Vitamin D – The facts

Nutrition vitamin D sunlight

Vitamin D, unlike most other essential nutrients, is not naturally found in many foods.  It is mainly manufactured in our skin in response to sunlight.  The life we lead now is very different to our ancestors who spent most of their time outside.  Today’s world means that most people work indoors, children play inside and if they do go out wear high factor sunscreens in the summer.

Throughout the year in the UK we are usually well covered by clothing except on the warmest summer days.  As a result vitamin D deficiency is becoming all too common.

Symptoms of Vitamin D Deficiency

Typical symptoms include:

  • Bone pain and muscle weakness
  • Tiredness and fatigue
  • Depression
  • Cognitive impairment in adults
  • Asthma in children

Most recently research found that vitamin D supplementation alongside asthma medication was shown to significantly reduce the risk of severe asthma attacks.

How much sunlight do we need to produce enough vitamin D?

Well, it’s complicated.  There are many factors which influence the amount of vitamin D produced by each person.  It is not quite as simple as saying spend 15mins out in the sun with hands and face exposed.  The amount of sun we get in the UK between September and April is probably not enough to maintain our vitamin D levels through the winter.  The type of skin you have will influence vitamin D production.  Pale skin with less melanin produces vitamin D more quickly.  Your age will influence your vitamin D levels, the older you are the more difficult it is for the skin to manufacture vitamin D.  Your genes will also determine how efficiently you manufacture vitamin D.

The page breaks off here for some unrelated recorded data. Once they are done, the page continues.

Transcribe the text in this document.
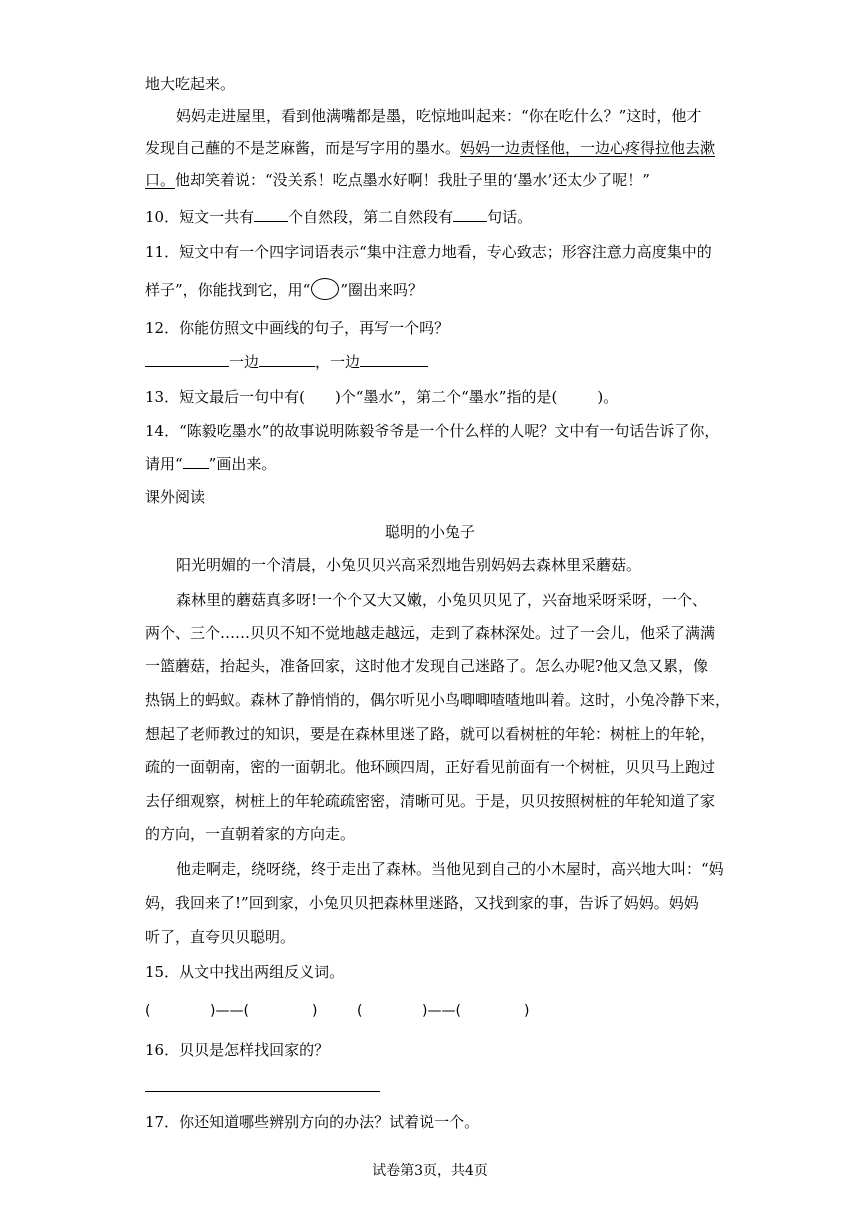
地大吃起来。
妈妈走进屋里，看到他满嘴都是墨，吃惊地叫起来：“你在吃什么？”这时，他才
发现自己蘸的不是芝麻酱，而是写字用的墨水。妈妈一边责怪他，一边心疼得拉他去漱
口。他却笑着说：“没关系！吃点墨水好啊！我肚子里的‘墨水’还太少了呢！”
10．短文一共有 个自然段，第二自然段有 句话。
11．短文中有一个四字词语表示“集中注意力地看，专心致志；形容注意力高度集中的
样子”，你能找到它，用“○”圈出来吗？
12．你能仿照文中画线的句子，再写一个吗？
一边	，一边
13．短文最后一句中有( )个“墨水”，第二个“墨水”指的是(	)。
14．“陈毅吃墨水”的故事说明陈毅爷爷是一个什么样的人呢？文中有一句话告诉了你，
请用“ ”画出来。
课外阅读
聪明的小兔子
阳光明媚的一个清晨，小兔贝贝兴高采烈地告别妈妈去森林里采蘑菇。
森林里的蘑菇真多呀!一个个又大又嫩，小兔贝贝见了，兴奋地采呀采呀，一个、
两个、三个……贝贝不知不觉地越走越远，走到了森林深处。过了一会儿，他采了满满
一篮蘑菇，抬起头，准备回家，这时他才发现自己迷路了。怎么办呢?他又急又累，像
热锅上的蚂蚁。森林了静悄悄的，偶尔听见小鸟唧唧喳喳地叫着。这时，小兔冷静下来，
想起了老师教过的知识，要是在森林里迷了路，就可以看树桩的年轮：树桩上的年轮，
疏的一面朝南，密的一面朝北。他环顾四周，正好看见前面有一个树桩，贝贝马上跑过
去仔细观察，树桩上的年轮疏疏密密，清晰可见。于是，贝贝按照树桩的年轮知道了家
的方向，一直朝着家的方向走。
他走啊走，绕呀绕，终于走出了森林。当他见到自己的小木屋时，高兴地大叫：“妈
妈，我回来了!”回到家，小兔贝贝把森林里迷路，又找到家的事，告诉了妈妈。妈妈
听了，直夸贝贝聪明。
15．从文中找出两组反义词。
(	)——(	)	(	)——(	)
16．贝贝是怎样找回家的？
17．你还知道哪些辨别方向的办法？试着说一个。
试卷第3页，共4页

Spending long periods of time outside with more skin exposed gives more chance of producing enough vitamin D but even then on a cloudy day or with the sun low in the sky as in the winter months we will struggle.

Public Health England have now recommended that everyone should take a vitamin D supplement of 400 IU each day, however, this is the recommended level to prevent deficiency but to achieve optimum health certain individuals may need higher doses.

A good place to start is to have a vitamin D test to see your current level.  This can be done through your GP or privately with a simple, low cost, finger prick blood test. Supplements with vitamin D3 are best as they are more effective at maintaining blood levels of vitamin D.